The first listening framework is constructivist listening (Weissglass, 1990). There are a few principles of constructivist listening that take everything we’ve been taught about good listening behavior and flip it on it’s head. For example, constructivist listening is for the benefit of the speaker. As children we are taught that listening to adults, our parents, our teachers, is how we learn. We take in information that is given and it is for the benefit of the listener. What constructivist listening posits is that we listen to hold space for the speaker sake. Holding space for the benefit of the speaker so that they can make sense of and work through their own thoughts. In our current culture of intense busyness and distraction, the idea of being able to openly express our internal thoughts and dialogue for the sake of understanding ourselves is a bit of a novelty. The coaching space I provide for clients offers reflection, pause, exploration and provides the speaker the ability to fully express themselves. I consider holding this type of space as one of the important aspects of my service.
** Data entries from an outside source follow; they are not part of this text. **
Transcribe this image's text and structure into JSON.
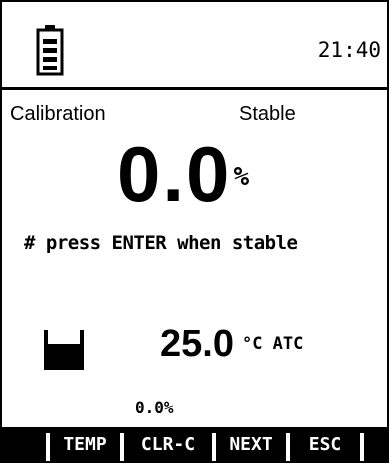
{
  "status_bar": {
    "battery_icon": "battery-icon",
    "time": "21:40"
  },
  "measurement": {
    "mode": "Calibration",
    "state": "Stable",
    "value": "0.0",
    "unit": "%",
    "instruction": "# press ENTER when stable"
  },
  "temperature": {
    "beaker_icon": "beaker-icon",
    "value": "25.0",
    "unit": "°C ATC"
  },
  "secondary_reading": "0.0%",
  "softkeys": [
    {
      "label": "TEMP"
    },
    {
      "label": "CLR-C"
    },
    {
      "label": "NEXT"
    },
    {
      "label": "ESC"
    }
  ],
  "colors": {
    "background": "#ffffff",
    "foreground": "#000000"
  }
}
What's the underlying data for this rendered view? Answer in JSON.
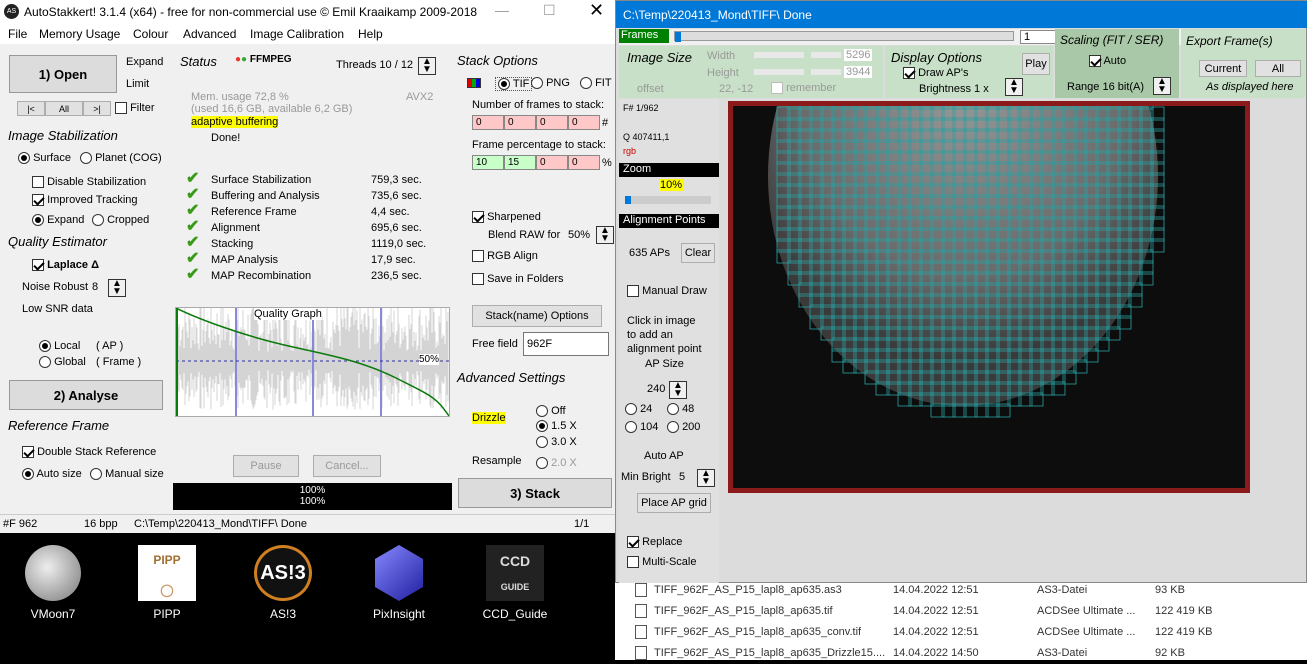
{
  "main_window": {
    "title": "AutoStakkert! 3.1.4 (x64) - free for non-commercial use © Emil Kraaikamp 2009-2018",
    "menu": [
      "File",
      "Memory Usage",
      "Colour",
      "Advanced",
      "Image Calibration",
      "Help"
    ]
  },
  "left": {
    "open": "1) Open",
    "expand": "Expand",
    "limit": "Limit",
    "nav_prev": "|<",
    "nav_all": "All",
    "nav_next": ">|",
    "filter": "Filter",
    "image_stab": "Image Stabilization",
    "surface": "Surface",
    "planet": "Planet (COG)",
    "disable_stab": "Disable Stabilization",
    "improved": "Improved Tracking",
    "expand_opt": "Expand",
    "cropped": "Cropped",
    "quality": "Quality Estimator",
    "laplace": "Laplace Δ",
    "noise": "Noise Robust",
    "noise_val": "8",
    "lowsnr": "Low SNR data",
    "local": "Local",
    "local_ap": "( AP )",
    "global": "Global",
    "global_frame": "( Frame )",
    "analyse": "2) Analyse",
    "ref_frame": "Reference Frame",
    "double_stack": "Double Stack Reference",
    "auto_size": "Auto size",
    "manual_size": "Manual size"
  },
  "status": {
    "title": "Status",
    "ffmpeg": "FFMPEG",
    "threads": "Threads 10 / 12",
    "avx": "AVX2",
    "mem1": "Mem. usage 72,8 %",
    "mem2": "(used 16,6 GB, available 6,2 GB)",
    "adaptive": "adaptive buffering",
    "done": "Done!",
    "tasks": [
      {
        "name": "Surface Stabilization",
        "time": "759,3 sec."
      },
      {
        "name": "Buffering and Analysis",
        "time": "735,6 sec."
      },
      {
        "name": "Reference Frame",
        "time": "4,4 sec."
      },
      {
        "name": "Alignment",
        "time": "695,6 sec."
      },
      {
        "name": "Stacking",
        "time": "1119,0 sec."
      },
      {
        "name": "MAP Analysis",
        "time": "17,9 sec."
      },
      {
        "name": "MAP Recombination",
        "time": "236,5 sec."
      }
    ],
    "graph_title": "Quality Graph",
    "graph_pct": "50%",
    "pause": "Pause",
    "cancel": "Cancel...",
    "prog1": "100%",
    "prog2": "100%"
  },
  "stack": {
    "title": "Stack Options",
    "tif": "TIF",
    "png": "PNG",
    "fit": "FIT",
    "nframes": "Number of frames to stack:",
    "nf": [
      "0",
      "0",
      "0",
      "0"
    ],
    "hash": "#",
    "fpct": "Frame percentage to stack:",
    "fp": [
      "10",
      "15",
      "0",
      "0"
    ],
    "pct": "%",
    "sharpened": "Sharpened",
    "blend": "Blend RAW for",
    "blend_val": "50%",
    "rgb": "RGB Align",
    "folders": "Save in Folders",
    "stackname": "Stack(name) Options",
    "freefield": "Free field",
    "freefield_val": "962F",
    "adv": "Advanced Settings",
    "drizzle": "Drizzle",
    "off": "Off",
    "x15": "1.5 X",
    "x30": "3.0 X",
    "resample": "Resample",
    "x20": "2.0 X",
    "stack_btn": "3) Stack"
  },
  "statusbar": {
    "frame": "#F 962",
    "bpp": "16 bpp",
    "path": "C:\\Temp\\220413_Mond\\TIFF\\  Done",
    "page": "1/1"
  },
  "desktop": [
    {
      "label": "VMoon7"
    },
    {
      "label": "PIPP"
    },
    {
      "label": "AS!3"
    },
    {
      "label": "PixInsight"
    },
    {
      "label": "CCD_Guide"
    }
  ],
  "second_window": {
    "title": "C:\\Temp\\220413_Mond\\TIFF\\  Done",
    "frames": "Frames",
    "frame_val": "1",
    "imgsize": "Image Size",
    "width": "Width",
    "width_val": "5296",
    "height": "Height",
    "height_val": "3944",
    "offset": "offset",
    "offset_val": "22, -12",
    "remember": "remember",
    "display": "Display Options",
    "draw_aps": "Draw AP's",
    "play": "Play",
    "brightness": "Brightness  1 x",
    "scaling": "Scaling (FIT / SER)",
    "auto": "Auto",
    "range": "Range 16 bit(A)",
    "export": "Export Frame(s)",
    "current": "Current",
    "all": "All",
    "as_displayed": "As displayed here",
    "fnum": "F# 1/962",
    "q": "Q  407411,1",
    "rgb": "rgb",
    "zoom": "Zoom",
    "zoom_val": "10%",
    "ap_title": "Alignment Points",
    "aps": "635 APs",
    "clear": "Clear",
    "manual_draw": "Manual Draw",
    "click_hint": [
      "Click in image",
      "to add an",
      "alignment point"
    ],
    "ap_size": "AP Size",
    "ap_size_val": "240",
    "s24": "24",
    "s48": "48",
    "s104": "104",
    "s200": "200",
    "auto_ap": "Auto AP",
    "minbright": "Min Bright",
    "minbright_val": "5",
    "place": "Place AP grid",
    "replace": "Replace",
    "multiscale": "Multi-Scale"
  },
  "files": [
    {
      "name": "TIFF_962F_AS_P15_lapl8_ap635.as3",
      "date": "14.04.2022 12:51",
      "type": "AS3-Datei",
      "size": "93 KB"
    },
    {
      "name": "TIFF_962F_AS_P15_lapl8_ap635.tif",
      "date": "14.04.2022 12:51",
      "type": "ACDSee Ultimate ...",
      "size": "122 419 KB"
    },
    {
      "name": "TIFF_962F_AS_P15_lapl8_ap635_conv.tif",
      "date": "14.04.2022 12:51",
      "type": "ACDSee Ultimate ...",
      "size": "122 419 KB"
    },
    {
      "name": "TIFF_962F_AS_P15_lapl8_ap635_Drizzle15....",
      "date": "14.04.2022 14:50",
      "type": "AS3-Datei",
      "size": "92 KB"
    }
  ]
}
This leads to the second principle of constructivist listening, which is people have the capacity of solving their own problems given the right conditions. As a leadership coach, it is my responsibility to foster the right conditions for clients to solve their own problems. And considering that leaders and organizations are multi-dimensional themselves, I have to pay close attention as I listen and begin to design and nurture the type of holding environment that will allow for a future potential to emerge.
The second listening framework is Otto Scharmers’ Theory U (Scharmer, 2009). Scharmers’ four levels of listening include:
As a coach we need to listen at level four. We need to be able to project the best and brightest possible future for our client and help them self-actualize into this future self.
This intentional and reflective listening skill set also becomes an important learning piece for leaders. This is how they should be listening to their direct reports, to their stakeholders, to their own clients. At a certain point of our coaching relationship I begin to teach these ways of listening as a part of our coaching. As a result of this practice, my clients are able to connect to their employees at a much deeper level. The principle of “people are able to solve their own problems given the right conditions” from constructivist listening then becomes an organizational culture. Teams and employees are empowered to take action and solve their own problems as their leaders create the right organizational conditions for this type of emancipatory leadership. This is also applicable to the other factions that exist in organizations. Because the organization is being listened to, for the sake of the speaker, stakeholders are able to fully express themselves, ask the necessary questions and then take the type of action that will help construct the kind of future the organization is seeking.